The strikes were also bloodied down. On March 16, 1919, Cheka stormed the Putilov factory, where its workers had gone on strike six days earlier, accusing the Bolshevik government of having become a dictatorship: 900 workers were arrested, and 200 executed without trial. Violent repression, imprisonment, hostage-taking and mass murder were the methods most used by the Bolsheviks to quell these strikes, both in the factories and in the fields. On January 29, 1920, in the face of strikes by workers in the Urals region, Lenin sent a telegram to Vladimir Smirnov encouraging the use of mass murder against strikers: "I am surprised that you take the matter so lightly and do not immediately execute a large number of strikers for the crime of sabotage." These methods were even used to quell the protests of workers when they were forced to work on Sunday, as happened in Tula, a malaise that the Bolsheviks simply attributed to a "counter-revolutionary conspiracy forged by Polish spies." It is estimated that hundreds of thousands of rebel workers and peasants were executed between 1918 and 1922.

long quote

In the late 1920s Lenin approved of the mass murder of 50,000 "white" and civilian prisoners in Crimea, shot or by hanging, in one of the largest massacres of the Russian Civil War. The victims of this crime had surrendered, according to Robert Gellately, after the Bolshevik promise that there would be an amnesty for them if they surrendered.

The Dimitry Pospielovsky guy they cite for the alleged brutality against the priests (paragraph below) seems rather questionable as a source.

long quote

With the Bolshevik Revolution of 1917 a systematic religious persecution began which would, throughout the history of the USSR, involve the murder of between 12 and 20 million Christians. In 1914 the Russian Orthodox Church had 55,173 churches, 29,593 chapels, 550 monasteries and 475 convents: the vast majority of them were closed and destroyed by the Communists. Something similar happened with the 5,000 Jewish synagogues and the 25,000 Muslim mosques that were in Russian territory in 1917. Before the Revolution there were also 112,629 priests and deacons and 95,259 monks and nuns of the Orthodox Church. The Communists unleashed brutal persecution against them. According to Yakovlev, some 3,000 priests, religious and nuns were already killed in 1918 alone with methods as brutal as those mentioned above. Many lay people were harassed, tortured, detained and killed. Historian Dimitry V. Pospielovsky reported the Reds' brutality against priests with cases such as the following:

Here's the Russian Wikipedia link for him (English Wikipedia doesn't have much), the guy worked for "Free Russia" and "Radio Svoboda". (Yes, I know Wikipedia is not a credible source, but I doubt they'd lie about the guy's affiliations.) Literal CIA outlets. Can be dismissed out of hand.
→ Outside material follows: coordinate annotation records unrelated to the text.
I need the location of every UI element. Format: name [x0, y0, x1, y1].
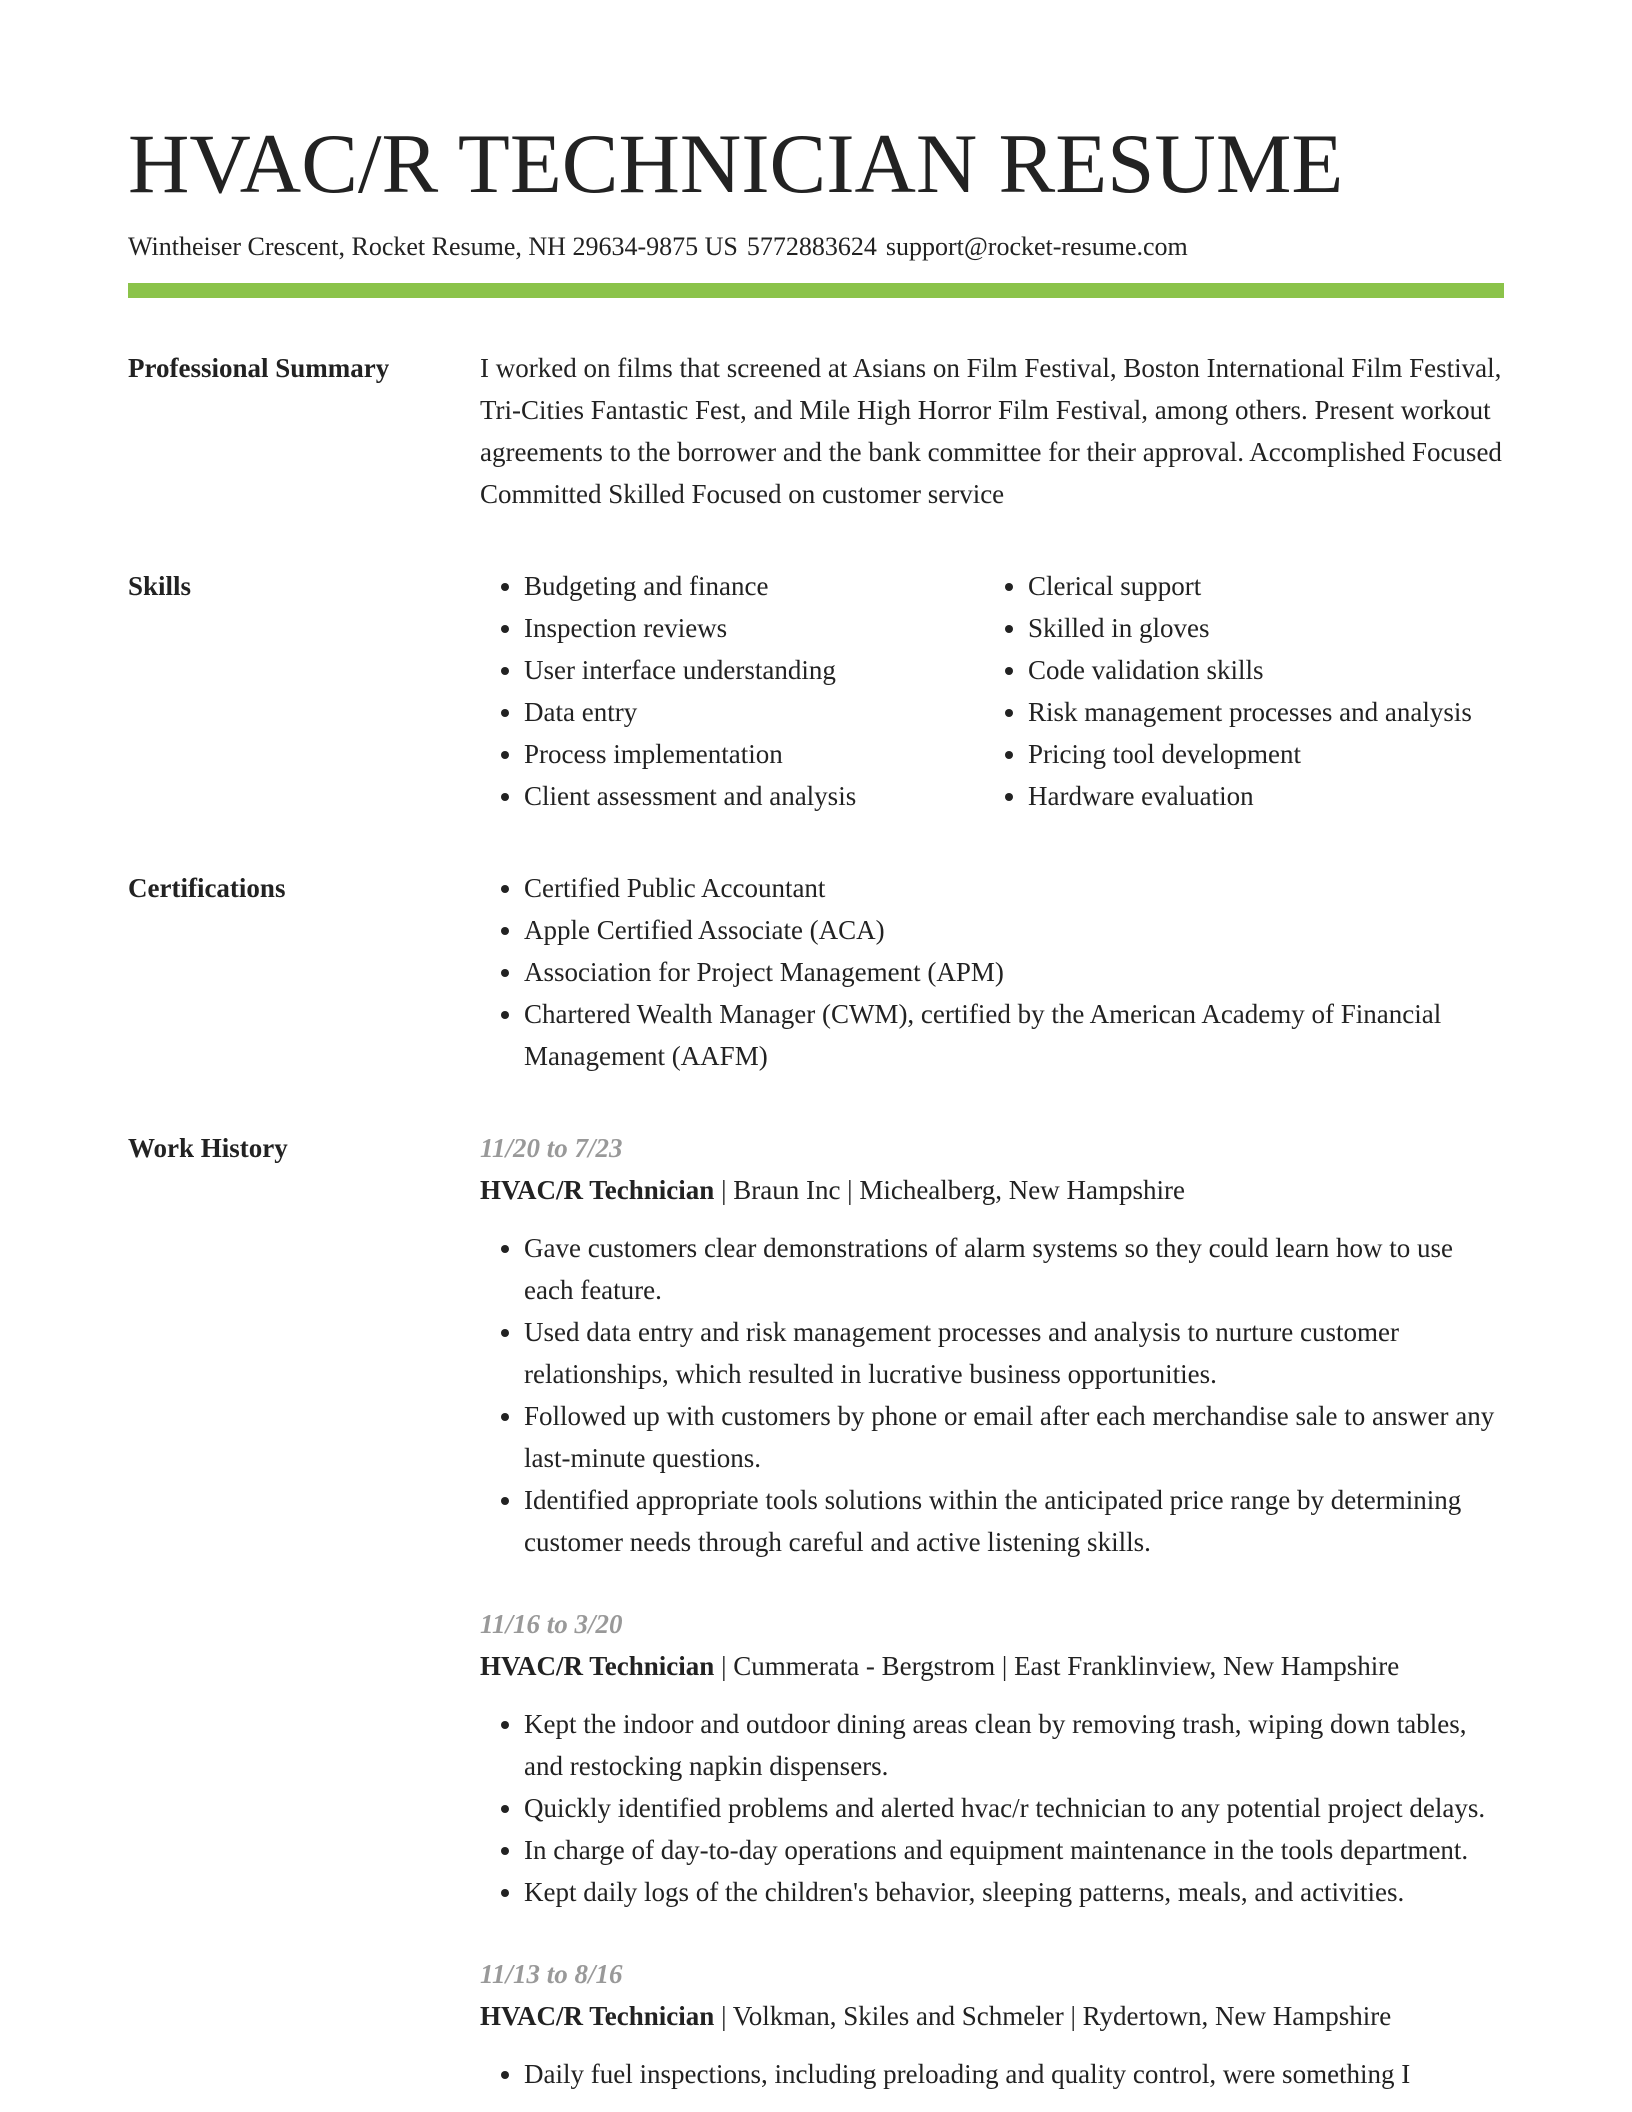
job-bullet: • Daily fuel inspections, including preloading and quality control, were something I — [524, 2053, 1504, 2095]
job-heading — [480, 1169, 1504, 1211]
contact-line — [128, 230, 1504, 264]
certification-item: • Certified Public Accountant — [524, 867, 1504, 909]
certification-item: • Apple Certified Associate (ACA) — [524, 909, 1504, 951]
skill-item: • User interface understanding — [524, 649, 1028, 691]
job-bullet: • Kept the indoor and outdoor dining areas clean by removing trash, wiping down tables, and restocking napkin dispensers. — [524, 1703, 1504, 1787]
header-divider — [128, 283, 1504, 298]
job-dates: 11/16 to 3/20 — [480, 1609, 623, 1640]
work-history-section — [128, 1127, 1504, 2095]
certifications-content — [480, 867, 1504, 1077]
skill-item: • Clerical support — [1028, 565, 1504, 607]
certification-item: • Chartered Wealth Manager (CWM), certified by the American Academy of Financial Management (AAFM) — [524, 993, 1504, 1077]
skill-item: • Process implementation — [524, 733, 1028, 775]
job-bullets — [480, 2053, 1504, 2095]
job-bullets — [480, 1227, 1504, 1563]
skills-content — [480, 565, 1504, 817]
job-dates: 11/13 to 8/16 — [480, 1959, 623, 1990]
skill-item: • Pricing tool development — [1028, 733, 1504, 775]
job-title: HVAC/R Technician — [480, 1175, 715, 1206]
job-bullet: • Quickly identified problems and alerted hvac/r technician to any potential project delays. — [524, 1787, 1504, 1829]
job-bullets — [480, 1703, 1504, 1913]
skill-item: • Budgeting and finance — [524, 565, 1028, 607]
skill-item: • Inspection reviews — [524, 607, 1028, 649]
skills-section — [128, 565, 1504, 817]
skills-label: Skills — [128, 571, 192, 602]
summary-content — [480, 347, 1504, 515]
skill-item: • Client assessment and analysis — [524, 775, 1028, 817]
job-bullet: • Followed up with customers by phone or email after each merchandise sale to answer any last-minute questions. — [524, 1395, 1504, 1479]
skill-item: • Skilled in gloves — [1028, 607, 1504, 649]
job-bullet: • In charge of day-to-day operations and equipment maintenance in the tools department. — [524, 1829, 1504, 1871]
contact-phone: 5772883624 — [746, 231, 877, 261]
job-heading — [480, 1645, 1504, 1687]
job-bullet: • Gave customers clear demonstrations of alarm systems so they could learn how to use each feature. — [524, 1227, 1504, 1311]
job-details: | Braun Inc | Michealberg, New Hampshire — [714, 1175, 1185, 1206]
job-entry — [480, 1603, 1504, 1913]
certifications-label: Certifications — [128, 873, 286, 904]
job-title: HVAC/R Technician — [480, 1651, 715, 1682]
contact-address: Wintheiser Crescent, Rocket Resume, NH 29634-9875 US — [128, 231, 738, 261]
certification-item: • Association for Project Management (APM) — [524, 951, 1504, 993]
contact-email: support@rocket-resume.com — [885, 231, 1188, 261]
skill-item: • Hardware evaluation — [1028, 775, 1504, 817]
certifications-list — [480, 867, 1504, 1077]
job-title: HVAC/R Technician — [480, 2001, 715, 2032]
skill-item: • Risk management processes and analysis — [1028, 691, 1504, 733]
job-bullet: • Used data entry and risk management processes and analysis to nurture customer relationships, which resulted in lucrative business opportunities. — [524, 1311, 1504, 1395]
job-entry — [480, 1127, 1504, 1563]
job-details: | Cummerata - Bergstrom | East Franklinview, New Hampshire — [714, 1651, 1400, 1682]
job-dates: 11/20 to 7/23 — [480, 1133, 623, 1164]
skill-item: • Code validation skills — [1028, 649, 1504, 691]
job-bullet: • Identified appropriate tools solutions within the anticipated price range by determining customer needs through careful and active listening skills. — [524, 1479, 1504, 1563]
job-heading — [480, 1995, 1504, 2037]
summary-text: I worked on films that screened at Asians on Film Festival, Boston International Film Festival, Tri-Cities Fantastic Fest, and Mile High Horror Film Festival, among others. Present workout agreements to the borrower and the bank committee for their approval. Accomplished Focused Committed Skilled Focused on customer service — [480, 353, 1502, 510]
job-details: | Volkman, Skiles and Schmeler | Rydertown, New Hampshire — [714, 2001, 1392, 2032]
skill-item: • Data entry — [524, 691, 1028, 733]
work-history-label: Work History — [128, 1133, 288, 1164]
job-entry — [480, 1953, 1504, 2095]
summary-label: Professional Summary — [128, 353, 390, 384]
skills-list — [480, 565, 1504, 817]
job-bullet: • Kept daily logs of the children's behavior, sleeping patterns, meals, and activities. — [524, 1871, 1504, 1913]
resume-title: HVAC/R TECHNICIAN RESUME — [128, 117, 1344, 211]
certifications-section — [128, 867, 1504, 1077]
work-history-content — [480, 1127, 1504, 2095]
summary-section — [128, 347, 1504, 515]
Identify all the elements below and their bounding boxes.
The other guy they cite is Alexander Nikolaevich Yakovlev. Here's his Wikipedia. Maybe less unhinged than literal CIA, but still doesn't exactly seem unbiased. Can't dismiss every single thing he wrote out of hand per se, but considering the fact they don't cite book and page so that we could look at the context and the sources, the burden of proof is still on them.

long quote

If the Okhrana had been characterized by its brutal methods, the communist Cheka exceeded in every way the degree of cruelty of its tsarist predecessor. Among its methods of torture and assassination against political dissidents, Orthodox clerics and others considered enemies by the Bolsheviks, it is worth mentioning savages such as the following, documented by the Russian historian Alexander Nikolaevich Yakovlev and by the State Archives of the Russian Federation, among others sources:


I hope any of this is helpful to you. At least that would mean that the hours I just spent on commenting on some worthless Spanish conservative site's drivel (notice that one paragraph where they excuse Franco in this very article) were at least somewhat worth it.

[–] SpaceDogs@lemmygrad.ml 2 points 1 year ago

Wow thank you so much for this, I definitely wasn’t expecting something so thorough! This is incredibly helpful and I hope you’re doing alright as I know how taxing stuff like this can be.